America suited Wilson's taste for exploring the countryside, and also his deepening passion for wingshooting. Hunting in America, where wild places were never far away, was a thrilling elevation of the senses. The abundance of game and birds, especially waterfowl, was amazing. The latter passed along the East Coast for months every autumn in massive, noisy migrations. Ducks and geese of every kind funneled down the Delaware watershed en route to the marshes of the Chesapeake Bay and eventually on to their tropical overwintering destinations far beyond. From the end of summer through Christmas, the markets were hung with a seemingly limitless bounty: swans, geese, pigeons, woodcock, grouse, quail, and a kaleidoscopic assortment of ducks.
Mallards, redheads,
teal, and widgeon could be had for pennies, although a brace of prized canvasbacks sometimes commanded several dollars. For someone like Wilson, happy to do his own shooting, the arrival of September commenced an annual rite as these birds of passage poured through, each species arriving and departing on its own schedule.

It began with blue-winged teal, which Wilson learned was the first of the duck “tribe” to head south out of its breeding grounds. By early September, teal congregated in such numbers along the mudflats of the Delaware River that a hunter could often kill a large number of them with a single discharge of his shotgun.
Although the birds were wary and fast-flying, a hunter could sneak up on them merely by hunkering down and pushing a small boat ahead of him though the shallows, taking care to remain concealed until the last minute. Teal were delicious, and they grew fat in their days along the Delaware until they fled south with the first frost.

Canada geese—which were shot in the spring as well as the fall—were more difficult to hunt, as their sharp eyesight and skittishness made them impossible to pursue in the open.
Hunters had to conceal themselves near places regularly overflown by flocks of geese, and it was possible to decoy the birds within range by various means, some as crude as shooting a goose or two and impaling them on stakes that were then set out near the gunner. Many hunters tamed geese they had wounded and used them as live decoys, tethered and eager to call to other geese flying overhead.

But it was canvasback hunting that seemed to inspire the most imaginative and relentless techniques. Their ranks now immensely reduced, these large, tasty waterfowl, which got their name from the white plumage that wraps their midsections, once migrated across America in great numbers.
The duck waters around Philadelphia produced crops of an aquatic plant known as “wild celery,” which grew so thick in places that it was impossible to row a boat through a stand of its submerged stalks. Canvasbacks love the root of this plant, and when it comprises the bulk of their diet, the taste of canvasback flesh is unequaled. It was not uncommon for rafts of canvasbacks to form in open water near stands of wild celery, and to remain there in safety through the daytime before coming closer in at night to feed.
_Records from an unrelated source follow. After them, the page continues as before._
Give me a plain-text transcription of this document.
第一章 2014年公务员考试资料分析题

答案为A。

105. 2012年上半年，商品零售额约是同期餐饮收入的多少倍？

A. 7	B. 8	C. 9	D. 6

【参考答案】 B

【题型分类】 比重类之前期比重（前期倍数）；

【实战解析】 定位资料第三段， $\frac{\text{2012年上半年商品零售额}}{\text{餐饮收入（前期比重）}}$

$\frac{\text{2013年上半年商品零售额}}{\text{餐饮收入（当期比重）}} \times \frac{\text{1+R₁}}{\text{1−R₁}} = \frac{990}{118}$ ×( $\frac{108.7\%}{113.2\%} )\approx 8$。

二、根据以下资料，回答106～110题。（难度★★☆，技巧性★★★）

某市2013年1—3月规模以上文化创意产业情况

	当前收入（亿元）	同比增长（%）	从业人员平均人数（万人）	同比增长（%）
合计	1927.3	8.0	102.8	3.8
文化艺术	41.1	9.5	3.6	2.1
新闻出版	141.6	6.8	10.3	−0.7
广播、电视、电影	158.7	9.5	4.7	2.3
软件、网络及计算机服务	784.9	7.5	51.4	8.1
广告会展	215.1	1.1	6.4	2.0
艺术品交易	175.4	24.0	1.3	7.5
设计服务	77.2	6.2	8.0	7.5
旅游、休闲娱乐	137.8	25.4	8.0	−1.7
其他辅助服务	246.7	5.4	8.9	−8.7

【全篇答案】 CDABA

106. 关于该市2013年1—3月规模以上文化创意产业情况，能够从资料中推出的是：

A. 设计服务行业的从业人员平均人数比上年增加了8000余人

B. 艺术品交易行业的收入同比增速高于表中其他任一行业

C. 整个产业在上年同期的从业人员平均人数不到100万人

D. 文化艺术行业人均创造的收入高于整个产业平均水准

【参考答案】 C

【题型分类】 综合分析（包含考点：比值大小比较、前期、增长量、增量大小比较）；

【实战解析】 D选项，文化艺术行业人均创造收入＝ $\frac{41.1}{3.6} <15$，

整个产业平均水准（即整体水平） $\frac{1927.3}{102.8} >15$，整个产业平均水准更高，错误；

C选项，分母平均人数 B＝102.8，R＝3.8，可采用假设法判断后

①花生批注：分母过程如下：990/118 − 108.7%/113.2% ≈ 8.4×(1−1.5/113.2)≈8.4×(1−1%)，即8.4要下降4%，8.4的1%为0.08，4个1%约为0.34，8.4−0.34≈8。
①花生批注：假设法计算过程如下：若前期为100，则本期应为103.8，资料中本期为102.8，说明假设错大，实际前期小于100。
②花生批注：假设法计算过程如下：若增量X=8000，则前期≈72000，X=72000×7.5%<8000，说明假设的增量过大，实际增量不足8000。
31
Temporary measures were sometimes adopted to regulate duck hunting, usually in times when waterfowl numbers appeared low.
As early as
1727, the colony of Massachusetts had briefly outlawed nighttime hunting. But, for the most part, anything went.
On moonlit nights, when the canvasbacks were thick on the Delaware, it was common practice to guide a boat silently under the shadow of the shoreline and then drift into a flock of feeding ducks—whereupon the stillness was broken by a blue flash and a booming report that echoed over the water as the hunter raked the ducks where they sat, killing many at a time. Another method, used late in the season, involved painting a boat white and setting chunks of ice or snow along the gunwales.
The hunter—also dressed in white—approached a flock from upstream and reclined hidden in the boat, allowing it to float in among the ducks as it if were a chunk of drifting ice before he rose up and fired.
The method that most intrigued Wilson was “tolling,” in which a well-hidden hunter ordered his highly trained dog to scamper along the shoreline, usually with a brightly colored handkerchief tied about its midsection. The canvasbacks mistook the dog's actions for the movement of other ducks paddling close to shore and, curious, would swim in to investigate.